Enter passphrase for key '/home/prologic/.docker/machine/machines/vz1.domain.tld/id_rsa':
Enter passphrase for key '/home/prologic/.docker/machine/machines/vz1.domain.tld/id_rsa':
Enter passphrase for key '/home/prologic/.docker/machine/machines/vz1.domain.tld/id_rsa':
Enter passphrase for key '/home/prologic/.docker/machine/machines/vz1.domain.tld/id_rsa':
Enter passphrase for key '/home/prologic/.docker/machine/machines/vz1.domain.tld/id_rsa':
Enter passphrase for key '/home/prologic/.docker/machine/machines/vz1.domain.tld/id_rsa':
Enter passphrase for key '/home/prologic/.docker/machine/machines/vz1.domain.tld/id_rsa':
Error creating machine: exit status 255
You will want to check the provider to make sure the machine and associated resources were properly removed.
prologic@daisy
Fri May 29 22:31:43
~
$ docker-machine ls
NAME ACTIVE DRIVER STATE URL SWARM
vz1.domain.tld generic Running tcp://vz1.domain.tld:2376
prologic@daisy
Fri May 29 22:31:50
~
$ docker-machine env vz1.domain.tld
open /home/prologic/.docker/machine/machines/vz1.domain.tld/ca.pem: no such file or directory
@prologic - looks like your SSH key is password-protected, so create
is having trouble. Maybe try with a passphrase-less key?
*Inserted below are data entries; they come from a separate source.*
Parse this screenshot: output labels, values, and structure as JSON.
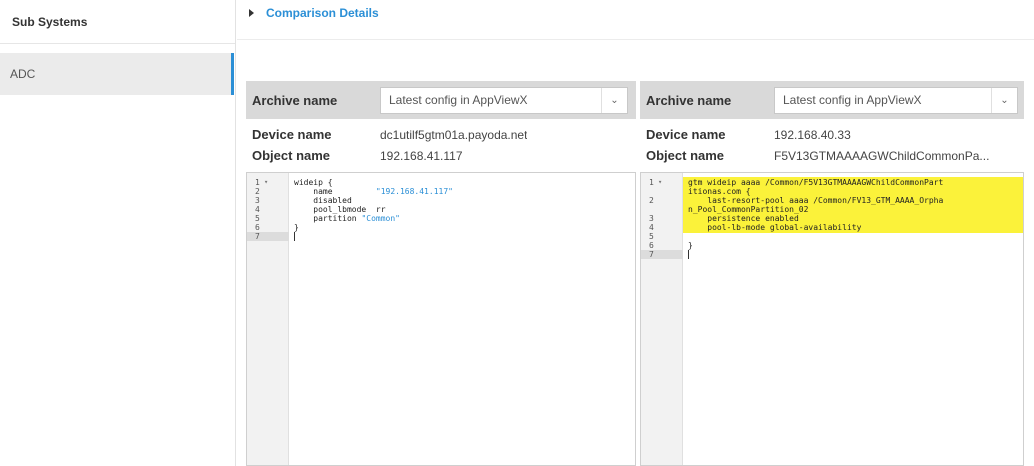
{
  "sidebar": {
    "header": "Sub Systems",
    "items": [
      {
        "label": "ADC"
      }
    ]
  },
  "section": {
    "title": "Comparison Details"
  },
  "left": {
    "archive_label": "Archive name",
    "archive_value": "Latest config in AppViewX",
    "device_label": "Device name",
    "device_value": "dc1utilf5gtm01a.payoda.net",
    "object_label": "Object name",
    "object_value": "192.168.41.117",
    "lines": [
      {
        "num": "1",
        "fold": "▾",
        "text": "wideip {",
        "str": ""
      },
      {
        "num": "2",
        "fold": "",
        "text": "    name         ",
        "str": "\"192.168.41.117\""
      },
      {
        "num": "3",
        "fold": "",
        "text": "    disabled",
        "str": ""
      },
      {
        "num": "4",
        "fold": "",
        "text": "    pool_lbmode  rr",
        "str": ""
      },
      {
        "num": "5",
        "fold": "",
        "text": "    partition ",
        "str": "\"Common\""
      },
      {
        "num": "6",
        "fold": "",
        "text": "}",
        "str": ""
      },
      {
        "num": "7",
        "fold": "",
        "text": "",
        "str": ""
      }
    ]
  },
  "right": {
    "archive_label": "Archive name",
    "archive_value": "Latest config in AppViewX",
    "device_label": "Device name",
    "device_value": "192.168.40.33",
    "object_label": "Object name",
    "object_value": "F5V13GTMAAAAGWChildCommonPa...",
    "lines": [
      {
        "num": "1",
        "fold": "▾",
        "text": "gtm wideip aaaa /Common/F5V13GTMAAAAGWChildCommonPart"
      },
      {
        "num": "",
        "fold": "",
        "text": "itionas.com {"
      },
      {
        "num": "2",
        "fold": "",
        "text": "    last-resort-pool aaaa /Common/FV13_GTM_AAAA_Orpha"
      },
      {
        "num": "",
        "fold": "",
        "text": "n_Pool_CommonPartition_02"
      },
      {
        "num": "3",
        "fold": "",
        "text": "    persistence enabled"
      },
      {
        "num": "4",
        "fold": "",
        "text": "    pool-lb-mode global-availability"
      },
      {
        "num": "5",
        "fold": "",
        "text": ""
      },
      {
        "num": "6",
        "fold": "",
        "text": "}"
      },
      {
        "num": "7",
        "fold": "",
        "text": ""
      }
    ]
  },
  "colors": {
    "accent": "#2b8fd6",
    "highlight": "#fbf23a",
    "panel_header": "#d9d9d9"
  },
  "icons": {
    "section_caret": "caret-right-icon",
    "select_arrow": "chevron-down-icon"
  }
}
Perhaps this is a bug? I'll try but most of my access keys (separate to m2m keys0 are passpharse protected.
@prologic - yeah, I agree - I just logged #1291, and I have a vague idea on how I could fix it... Possible PR tomorrow or the day after...
Cool no worries; I'll test with a passpharseless key
Definitely would like to support passphrase SSH key usage.
I've filed an issue here: https://github.com/docker/machine/issues/1473
:+1:
The docker-machine create solution, with a generic driver allowed me to import an existing docker-machine into my computer, but the fact that the certificates were regenerated, it meant that it stopped working on the machine where it was created originally.
SWARM DOCKER ERRORS
test - generic Running tcp://services.live.geocat.net:2376 Unknown Unable to query docker version: Get https://myaddress.net:2376/v1.15/version: x509: certificate is valid for localhost, not services.live.geocat.net
What worked for me, was to copy the folders under ~/.docker/machine/ to my local machine. Then I had to amend the paths on config.json, as in my case they were different.
Scenario: We have several or more Docker Hosts setup on various cloud providers already running some form of Linux+Docker; e.g: Digital Ocean + Ubuntu 14.04 + Docker
Is there currently a good way to "import" these hsots into docker-machine controlled states for future management without having to destroy them and re-create fresh new ones?